The overall RMSEs of the ENS, SUPR, and SUPL methods for 2016–2020 were 0.886, 0.848, and 0.763, respectively. The forecast errors of the SUPR and SUPL methods were 4.2% and 13.8% smaller, respectively, than those of the ENS method. The difference was most significant in 2020. Furthermore, the error improvement effect of the SUPL method was high when the initial date was in May, June, and August and when the forecast time was 1–4 weeks. These results and those presented in Figure 4, Figure 5 and Figure 6 show that the improvement in the negative bias is insignificant, or the superensemble has a larger bias when the error reduction effect is low. Therefore, if the model has a negative bias, the superensemble technique must be used more carefully.

4. Discussion

The superensemble technique was used to improve the surface air temperature forecasting performance of the S2S model in East Asia for May–August, 2016–2020. The forecast performance was improved when using ensemble techniques compared to the forecast data of individual models. The RMSE of superensemble forecast methods—SUPR and SUPL—showed decreased errors compared to those of the ENS by 4.2% and 13.8%, respectively, demonstrating that the superensemble techniques are more effective than simple ensemble forecasting in reducing the forecast errors.

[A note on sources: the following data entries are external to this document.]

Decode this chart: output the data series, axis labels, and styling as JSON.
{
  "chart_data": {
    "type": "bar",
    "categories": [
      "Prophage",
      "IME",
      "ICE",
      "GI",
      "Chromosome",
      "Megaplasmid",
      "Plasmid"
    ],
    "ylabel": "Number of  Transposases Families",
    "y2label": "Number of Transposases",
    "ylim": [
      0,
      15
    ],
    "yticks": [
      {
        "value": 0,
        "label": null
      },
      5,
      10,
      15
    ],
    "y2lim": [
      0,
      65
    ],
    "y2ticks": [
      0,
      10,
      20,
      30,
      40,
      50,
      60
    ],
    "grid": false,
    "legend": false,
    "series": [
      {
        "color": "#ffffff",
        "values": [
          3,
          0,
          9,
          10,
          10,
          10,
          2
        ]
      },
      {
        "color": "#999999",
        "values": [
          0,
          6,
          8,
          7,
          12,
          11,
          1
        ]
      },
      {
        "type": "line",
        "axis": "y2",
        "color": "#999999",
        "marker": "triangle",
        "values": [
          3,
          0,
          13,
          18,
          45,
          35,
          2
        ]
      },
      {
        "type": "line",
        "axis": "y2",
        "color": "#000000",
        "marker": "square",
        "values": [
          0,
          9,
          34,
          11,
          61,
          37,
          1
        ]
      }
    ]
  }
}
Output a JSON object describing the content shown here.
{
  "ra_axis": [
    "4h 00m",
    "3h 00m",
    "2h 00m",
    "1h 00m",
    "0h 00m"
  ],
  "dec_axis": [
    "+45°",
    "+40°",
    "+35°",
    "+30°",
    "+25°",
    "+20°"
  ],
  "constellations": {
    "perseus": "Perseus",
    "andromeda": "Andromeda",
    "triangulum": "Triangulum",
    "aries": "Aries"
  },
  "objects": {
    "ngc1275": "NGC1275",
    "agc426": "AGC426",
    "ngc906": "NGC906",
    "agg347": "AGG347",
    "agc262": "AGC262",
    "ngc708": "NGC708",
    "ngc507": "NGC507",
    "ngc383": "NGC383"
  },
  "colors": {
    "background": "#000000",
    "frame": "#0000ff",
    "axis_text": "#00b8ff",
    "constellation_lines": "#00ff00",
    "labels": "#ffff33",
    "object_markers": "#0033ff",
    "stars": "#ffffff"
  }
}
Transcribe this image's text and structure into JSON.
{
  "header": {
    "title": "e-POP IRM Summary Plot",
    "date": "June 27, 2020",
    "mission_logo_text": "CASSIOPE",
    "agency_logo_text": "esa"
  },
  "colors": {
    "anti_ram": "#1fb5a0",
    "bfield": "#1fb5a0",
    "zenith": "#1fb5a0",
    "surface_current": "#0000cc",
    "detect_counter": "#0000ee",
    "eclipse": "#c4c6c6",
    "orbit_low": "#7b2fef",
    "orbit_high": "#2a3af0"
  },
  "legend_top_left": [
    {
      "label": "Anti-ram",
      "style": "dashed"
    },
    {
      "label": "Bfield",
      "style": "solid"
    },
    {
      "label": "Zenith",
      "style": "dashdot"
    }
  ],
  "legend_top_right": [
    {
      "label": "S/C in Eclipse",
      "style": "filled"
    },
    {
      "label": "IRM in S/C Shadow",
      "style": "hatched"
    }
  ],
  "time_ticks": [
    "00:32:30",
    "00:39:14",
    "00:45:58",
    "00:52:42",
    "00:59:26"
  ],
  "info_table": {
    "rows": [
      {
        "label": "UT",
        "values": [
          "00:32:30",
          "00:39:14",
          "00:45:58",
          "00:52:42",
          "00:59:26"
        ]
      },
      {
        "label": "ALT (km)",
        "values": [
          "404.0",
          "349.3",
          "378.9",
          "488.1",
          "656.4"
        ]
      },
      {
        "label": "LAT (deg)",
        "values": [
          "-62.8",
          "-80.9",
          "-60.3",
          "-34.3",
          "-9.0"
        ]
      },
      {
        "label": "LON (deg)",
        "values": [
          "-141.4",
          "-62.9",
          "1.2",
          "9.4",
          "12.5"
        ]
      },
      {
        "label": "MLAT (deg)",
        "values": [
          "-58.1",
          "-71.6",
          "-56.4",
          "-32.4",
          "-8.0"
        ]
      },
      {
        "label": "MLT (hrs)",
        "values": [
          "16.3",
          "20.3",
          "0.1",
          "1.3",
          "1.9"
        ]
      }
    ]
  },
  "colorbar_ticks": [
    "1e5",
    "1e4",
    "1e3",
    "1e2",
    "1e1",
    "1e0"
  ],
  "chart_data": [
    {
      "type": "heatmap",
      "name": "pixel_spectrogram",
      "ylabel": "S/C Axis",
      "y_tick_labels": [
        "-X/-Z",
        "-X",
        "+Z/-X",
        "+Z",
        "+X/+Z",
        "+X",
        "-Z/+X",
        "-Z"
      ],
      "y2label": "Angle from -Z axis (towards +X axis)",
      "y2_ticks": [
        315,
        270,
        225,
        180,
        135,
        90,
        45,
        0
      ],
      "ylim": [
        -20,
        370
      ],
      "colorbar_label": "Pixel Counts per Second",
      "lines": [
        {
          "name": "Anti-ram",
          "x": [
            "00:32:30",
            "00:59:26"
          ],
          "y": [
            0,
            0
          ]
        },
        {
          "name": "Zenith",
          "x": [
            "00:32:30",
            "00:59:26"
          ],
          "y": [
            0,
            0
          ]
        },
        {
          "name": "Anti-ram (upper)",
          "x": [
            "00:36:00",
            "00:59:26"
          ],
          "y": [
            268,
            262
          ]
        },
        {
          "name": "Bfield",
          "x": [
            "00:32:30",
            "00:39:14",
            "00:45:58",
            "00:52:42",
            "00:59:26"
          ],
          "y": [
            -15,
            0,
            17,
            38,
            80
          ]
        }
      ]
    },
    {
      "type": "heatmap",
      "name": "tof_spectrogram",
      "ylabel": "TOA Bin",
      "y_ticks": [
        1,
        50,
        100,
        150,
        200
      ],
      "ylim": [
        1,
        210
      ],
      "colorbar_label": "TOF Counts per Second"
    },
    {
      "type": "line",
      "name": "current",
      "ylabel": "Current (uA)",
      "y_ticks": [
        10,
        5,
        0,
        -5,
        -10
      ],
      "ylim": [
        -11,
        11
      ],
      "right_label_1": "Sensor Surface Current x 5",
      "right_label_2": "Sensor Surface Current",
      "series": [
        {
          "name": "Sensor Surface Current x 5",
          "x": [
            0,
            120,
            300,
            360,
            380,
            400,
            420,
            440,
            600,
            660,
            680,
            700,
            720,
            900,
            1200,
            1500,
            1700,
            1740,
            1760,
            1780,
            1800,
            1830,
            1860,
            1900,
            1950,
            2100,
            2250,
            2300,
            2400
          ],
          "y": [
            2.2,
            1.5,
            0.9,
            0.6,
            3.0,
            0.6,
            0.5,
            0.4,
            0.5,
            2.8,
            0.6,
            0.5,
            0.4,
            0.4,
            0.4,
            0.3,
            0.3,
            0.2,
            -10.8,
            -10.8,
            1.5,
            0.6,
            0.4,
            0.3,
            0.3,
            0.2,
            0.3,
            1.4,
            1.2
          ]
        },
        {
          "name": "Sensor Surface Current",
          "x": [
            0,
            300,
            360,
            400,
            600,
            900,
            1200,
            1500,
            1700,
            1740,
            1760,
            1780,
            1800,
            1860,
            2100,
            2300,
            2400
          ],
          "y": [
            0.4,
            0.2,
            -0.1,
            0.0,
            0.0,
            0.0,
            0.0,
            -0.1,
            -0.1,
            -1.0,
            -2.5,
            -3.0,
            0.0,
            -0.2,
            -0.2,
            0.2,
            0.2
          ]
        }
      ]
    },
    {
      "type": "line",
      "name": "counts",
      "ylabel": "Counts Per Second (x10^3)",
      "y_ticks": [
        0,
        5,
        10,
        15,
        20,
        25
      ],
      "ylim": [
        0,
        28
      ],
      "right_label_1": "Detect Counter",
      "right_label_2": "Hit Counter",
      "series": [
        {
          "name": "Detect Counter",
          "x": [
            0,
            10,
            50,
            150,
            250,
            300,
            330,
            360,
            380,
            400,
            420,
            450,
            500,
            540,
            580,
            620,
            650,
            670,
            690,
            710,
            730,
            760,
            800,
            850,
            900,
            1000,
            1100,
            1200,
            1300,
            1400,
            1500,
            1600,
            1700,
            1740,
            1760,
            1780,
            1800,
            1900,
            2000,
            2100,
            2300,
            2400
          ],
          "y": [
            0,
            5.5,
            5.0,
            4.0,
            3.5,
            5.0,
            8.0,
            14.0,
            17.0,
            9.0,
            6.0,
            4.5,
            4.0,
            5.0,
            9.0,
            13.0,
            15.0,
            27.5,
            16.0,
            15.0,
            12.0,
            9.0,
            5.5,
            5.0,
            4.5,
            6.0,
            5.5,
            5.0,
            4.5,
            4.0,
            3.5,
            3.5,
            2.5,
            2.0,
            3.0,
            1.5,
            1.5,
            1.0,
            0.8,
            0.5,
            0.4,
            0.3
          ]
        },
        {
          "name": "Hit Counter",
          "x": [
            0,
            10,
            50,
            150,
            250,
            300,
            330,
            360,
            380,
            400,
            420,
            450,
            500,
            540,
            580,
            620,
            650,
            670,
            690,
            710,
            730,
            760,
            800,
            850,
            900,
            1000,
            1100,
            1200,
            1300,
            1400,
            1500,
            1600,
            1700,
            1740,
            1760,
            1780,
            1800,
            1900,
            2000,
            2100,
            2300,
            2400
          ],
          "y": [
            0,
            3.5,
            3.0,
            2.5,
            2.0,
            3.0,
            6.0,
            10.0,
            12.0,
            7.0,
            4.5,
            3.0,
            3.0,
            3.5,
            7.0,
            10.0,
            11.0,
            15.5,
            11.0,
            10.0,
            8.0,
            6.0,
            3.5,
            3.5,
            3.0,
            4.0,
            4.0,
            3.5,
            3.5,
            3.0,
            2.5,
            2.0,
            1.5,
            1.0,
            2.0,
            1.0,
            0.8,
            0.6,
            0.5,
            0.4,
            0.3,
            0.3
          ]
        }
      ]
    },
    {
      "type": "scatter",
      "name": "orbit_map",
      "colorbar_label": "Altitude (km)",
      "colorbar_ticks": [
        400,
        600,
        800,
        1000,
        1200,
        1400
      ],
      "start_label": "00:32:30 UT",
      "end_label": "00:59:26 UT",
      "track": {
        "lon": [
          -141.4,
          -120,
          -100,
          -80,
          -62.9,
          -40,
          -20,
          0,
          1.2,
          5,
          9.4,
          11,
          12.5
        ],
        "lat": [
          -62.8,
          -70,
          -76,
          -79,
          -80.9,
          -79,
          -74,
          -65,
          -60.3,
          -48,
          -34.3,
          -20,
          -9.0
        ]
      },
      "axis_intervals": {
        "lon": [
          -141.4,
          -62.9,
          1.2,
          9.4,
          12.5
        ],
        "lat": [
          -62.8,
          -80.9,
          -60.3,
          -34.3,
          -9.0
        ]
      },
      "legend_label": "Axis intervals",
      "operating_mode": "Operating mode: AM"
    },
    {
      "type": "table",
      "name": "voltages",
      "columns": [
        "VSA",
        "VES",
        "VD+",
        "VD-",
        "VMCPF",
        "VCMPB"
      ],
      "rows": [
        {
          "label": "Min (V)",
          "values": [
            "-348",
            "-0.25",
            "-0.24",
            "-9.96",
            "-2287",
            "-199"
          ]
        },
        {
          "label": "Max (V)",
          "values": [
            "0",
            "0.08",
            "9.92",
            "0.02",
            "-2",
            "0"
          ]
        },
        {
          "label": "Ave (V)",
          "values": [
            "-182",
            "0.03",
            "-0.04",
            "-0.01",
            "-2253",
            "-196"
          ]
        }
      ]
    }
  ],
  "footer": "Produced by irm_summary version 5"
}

When comparing the SUPR and SUPL methods, the weight calculation method using linear regression coefficients showed a higher effect than using RMSEs. Meanwhile, the SUPL method showed a slightly higher error than other techniques in the initial month of July or during the great heatwave in East Asia (in 2016 and 2018). Therefore, the ENS ensemble method or the SUPR superensemble method would be more effective than the SUPL method in high-temperature cases.

Similar to the results of precedent studies, this study showed better performance in superensemble forecast means than simple ensemble results [12]. This study is important as it statistically analyzed the superensemble results by initial month and forecast time for a long period (5 years), which is longer than those considered in previous studies. The real-time forecast data spanned from 2016 to 2020, and the period of the reforecasted data with calculated weight coefficients spanned from 1999 to 2010. To reflect recent climate change, the training period should be close to the period wherein a superensemble technique is applied. Further research is needed to determine whether the forecast error can be further reduced when the weight coefficients of the superensemble are calculated using data from a period closer to the period to be predicted. More accurate results can be expected if research is conducted using forecast data obtained using a superensemble technique that considers the characteristics of individual models. The method applied in this study can be used for other periods, regions, and variables.